Tourist Cadi Hutchings made sure to keep her distance from the monkeys, after being warned by her tour guide of the increasing risk of being bitten.

“What they want is your food, but you also need to appreciate that there needs to be a boundary between human intervention in nature,” the 23-year-old from Wales said. “It’s obviously a great thing that so many tourists come because it’s such a lovely place, but at the same time, you have to be careful that with more and more people … the monkeys don’t get too acclimatized.”

Many other tourists, however, stopped to take their own photos and videos — some holding out bananas to draw them closer — before heading to the nearby temple site.

YouTuber Ium Daro, who started filming Angkor monkeys about three months ago, followed a mother and a baby along a dirt path with his iPhone held on a selfie stick to get in close.

The 41-year-old said he hadn’t seen any monkeys physically abused, and that he didn’t see a problem with what he and the others were doing to make a living.

“The monkeys here are friendly,” he said. “After we take their pictures we give them food, so it is like we pay them for them giving us the chance to take their picture.”

As he spoke, a young macaque scrambled up the leg of an onlooker, trying — unsuccessfully — to grab a plastic bottle of water out of his pocket.

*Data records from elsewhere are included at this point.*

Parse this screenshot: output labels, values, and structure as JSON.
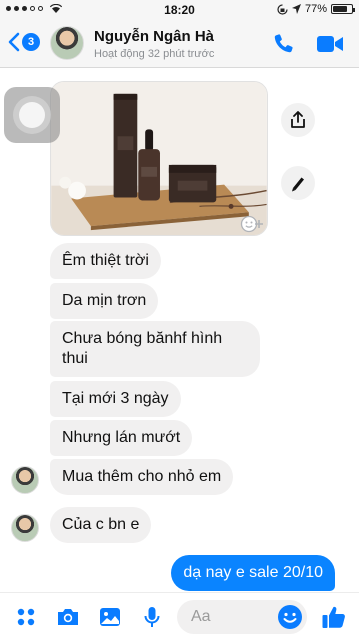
{
  "status_bar": {
    "time": "18:20",
    "battery_percent": "77%",
    "battery_level": 0.77,
    "icons": [
      "signal-dots-icon",
      "wifi-icon",
      "lock-rotation-icon",
      "location-icon",
      "battery-icon"
    ]
  },
  "header": {
    "unread_count": "3",
    "contact_name": "Nguyễn Ngân Hà",
    "contact_status": "Hoạt động 32 phút trước",
    "icons": [
      "back-chevron-icon",
      "phone-icon",
      "video-camera-icon"
    ]
  },
  "messages": [
    {
      "text": "Êm thiệt trời",
      "direction": "received"
    },
    {
      "text": "Da mịn trơn",
      "direction": "received"
    },
    {
      "text": "Chưa bóng bănhf hình thui",
      "direction": "received"
    },
    {
      "text": "Tại mới 3 ngày",
      "direction": "received"
    },
    {
      "text": "Nhưng lán mướt",
      "direction": "received"
    },
    {
      "text": "Mua thêm cho nhỏ em",
      "direction": "received"
    },
    {
      "text": "Của c bn e",
      "direction": "received"
    },
    {
      "text": "dạ nay e sale 20/10",
      "direction": "sent"
    }
  ],
  "side_actions": [
    "share-icon",
    "edit-pencil-icon"
  ],
  "composer": {
    "placeholder": "Aa",
    "icons": [
      "more-dots-icon",
      "camera-icon",
      "gallery-icon",
      "microphone-icon",
      "emoji-icon",
      "like-thumb-icon"
    ]
  },
  "colors": {
    "accent": "#0a84ff",
    "received_bubble": "#f1f0f0",
    "header_bg": "#f6f6f6"
  }
}
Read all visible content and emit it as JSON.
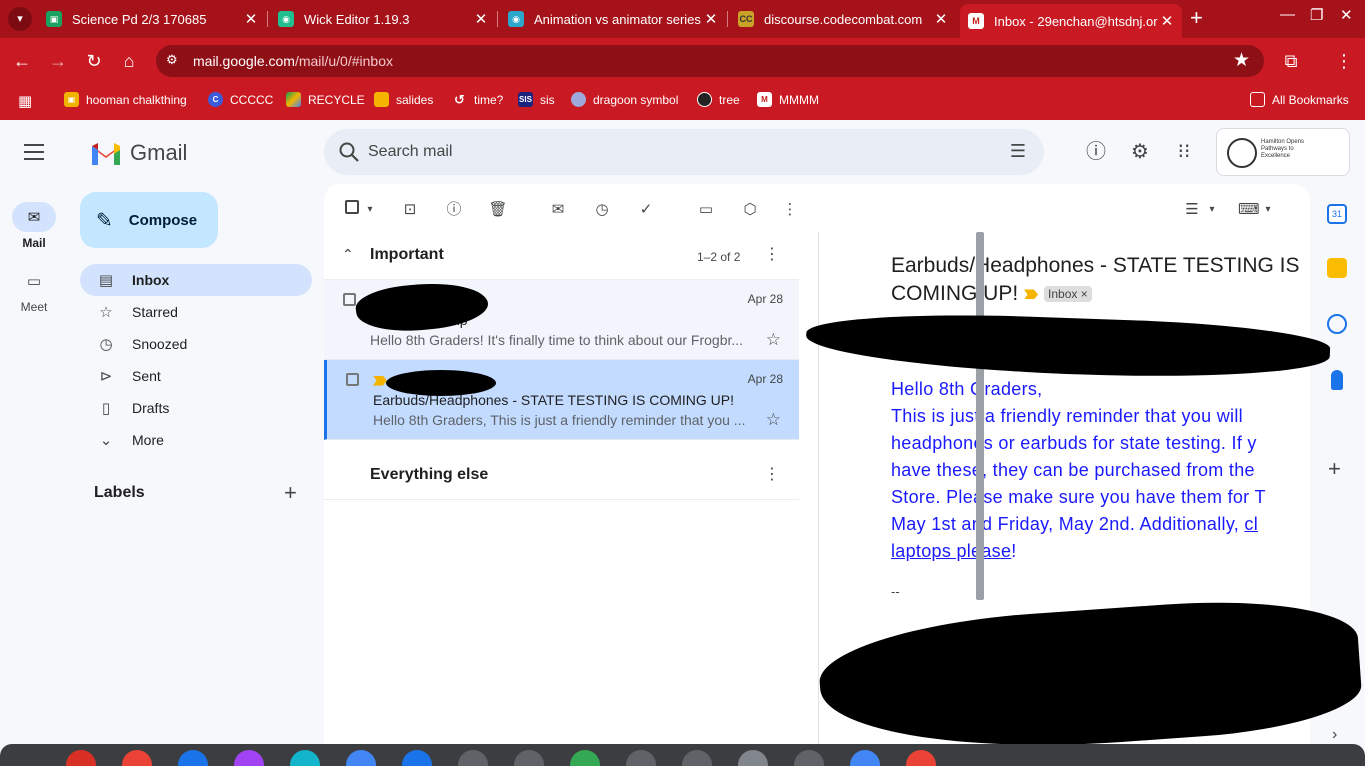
{
  "browser": {
    "tabs": [
      {
        "title": "Science Pd 2/3 170685",
        "active": false
      },
      {
        "title": "Wick Editor 1.19.3",
        "active": false
      },
      {
        "title": "Animation vs animator series",
        "active": false
      },
      {
        "title": "discourse.codecombat.com",
        "active": false
      },
      {
        "title": "Inbox - 29enchan@htsdnj.org",
        "active": true
      }
    ],
    "url_host": "mail.google.com",
    "url_path": "/mail/u/0/#inbox",
    "bookmarks": [
      {
        "label": "hooman chalkthing"
      },
      {
        "label": "CCCCC"
      },
      {
        "label": "RECYCLE"
      },
      {
        "label": "salides"
      },
      {
        "label": "time?"
      },
      {
        "label": "sis"
      },
      {
        "label": "dragoon symbol"
      },
      {
        "label": "tree"
      },
      {
        "label": "MMMM"
      }
    ],
    "all_bookmarks": "All Bookmarks",
    "colors": {
      "frame": "#a6121a",
      "toolbar": "#c91a23"
    }
  },
  "gmail": {
    "brand": "Gmail",
    "rail": [
      {
        "label": "Mail"
      },
      {
        "label": "Meet"
      }
    ],
    "compose": "Compose",
    "search_placeholder": "Search mail",
    "nav": [
      {
        "label": "Inbox",
        "icon": "inbox-icon"
      },
      {
        "label": "Starred",
        "icon": "star-icon"
      },
      {
        "label": "Snoozed",
        "icon": "clock-icon"
      },
      {
        "label": "Sent",
        "icon": "send-icon"
      },
      {
        "label": "Drafts",
        "icon": "draft-icon"
      },
      {
        "label": "More",
        "icon": "chevron-down-icon"
      }
    ],
    "labels_heading": "Labels",
    "account_org": "Hamilton Opens Pathways to Excellence",
    "list": {
      "important_title": "Important",
      "important_count": "1–2 of 2",
      "everything_else_title": "Everything else",
      "rows": [
        {
          "from_partial": "e",
          "date": "Apr 28",
          "subject_partial": "Trip",
          "snippet": "Hello 8th Graders! It's finally time to think about our Frogbr..."
        },
        {
          "from_partial": "",
          "date": "Apr 28",
          "subject": "Earbuds/Headphones - STATE TESTING IS COMING UP!",
          "snippet": "Hello 8th Graders, This is just a friendly reminder that you ..."
        }
      ]
    },
    "message": {
      "title_line1": "Earbuds/Headphones - STATE TESTING IS",
      "title_line2": "COMING UP!",
      "label_chip": "Inbox",
      "body_lines": [
        "Hello 8th Graders,",
        "This is just a friendly reminder that you will",
        "headphones or earbuds for state testing. If y",
        "have these, they can be purchased from the",
        "Store. Please make sure you have them for T",
        "May 1st and Friday, May 2nd. Additionally,"
      ],
      "body_link_tail": "cl",
      "body_link_line": "laptops please",
      "body_end": "!",
      "signature": "--"
    }
  }
}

One YouTuber said he had started filming monkeys during the COVID-19 pandemic after the numbers of tourists plummeted, making it impossible to earn a living as a tuk-tuk driver.

Daro said he was looking for a way to supplement his income as a rice vendor, and that he’s too new at it to have realized many returns.

Many, like Phut Phu, work as salaried employees of YouTube page operators.

The 24-year-old said he started filming monkeys 2 1/2 years ago when he was looking for a job in the open air to help him deal with a lung problem.

He’s generally at it daily from 7 a.m. to 5 p.m., earning $200 a month — equivalent to a Cambodian minimum-wage job — and said he hoped authorities wouldn’t try and put an end to it.

“I need these monkeys,” he said, holding a Nikon Coolpix camera with an extreme zoom that his employer provided, the same model most of the YouTubers were using.

With the difficulties involved in identifying and catching those responsible for the physical abuse of the monkeys, coupled with the draw of easy money through YouTube videos, Long Kosal said APSARA’s task is a tough one.

“This is the problem for us,” he said. “We need to find solid reasons which we can use against them not to make content by abusing the monkeys.”

For Nick Marx, director of wildlife rescue and care for the Wildlife Alliance — which implements conservation programs across Southeast Asia and is involved in releasing wildlife back into Angkor — the answer is simple, though perhaps equally as elusive.

“The biggest problem is these (videos) are generated to make money,” he said in an interview from Phnom Penh. “If people that don’t like this kind of thing would stop watching them, that would really help solve the problem of abuse.”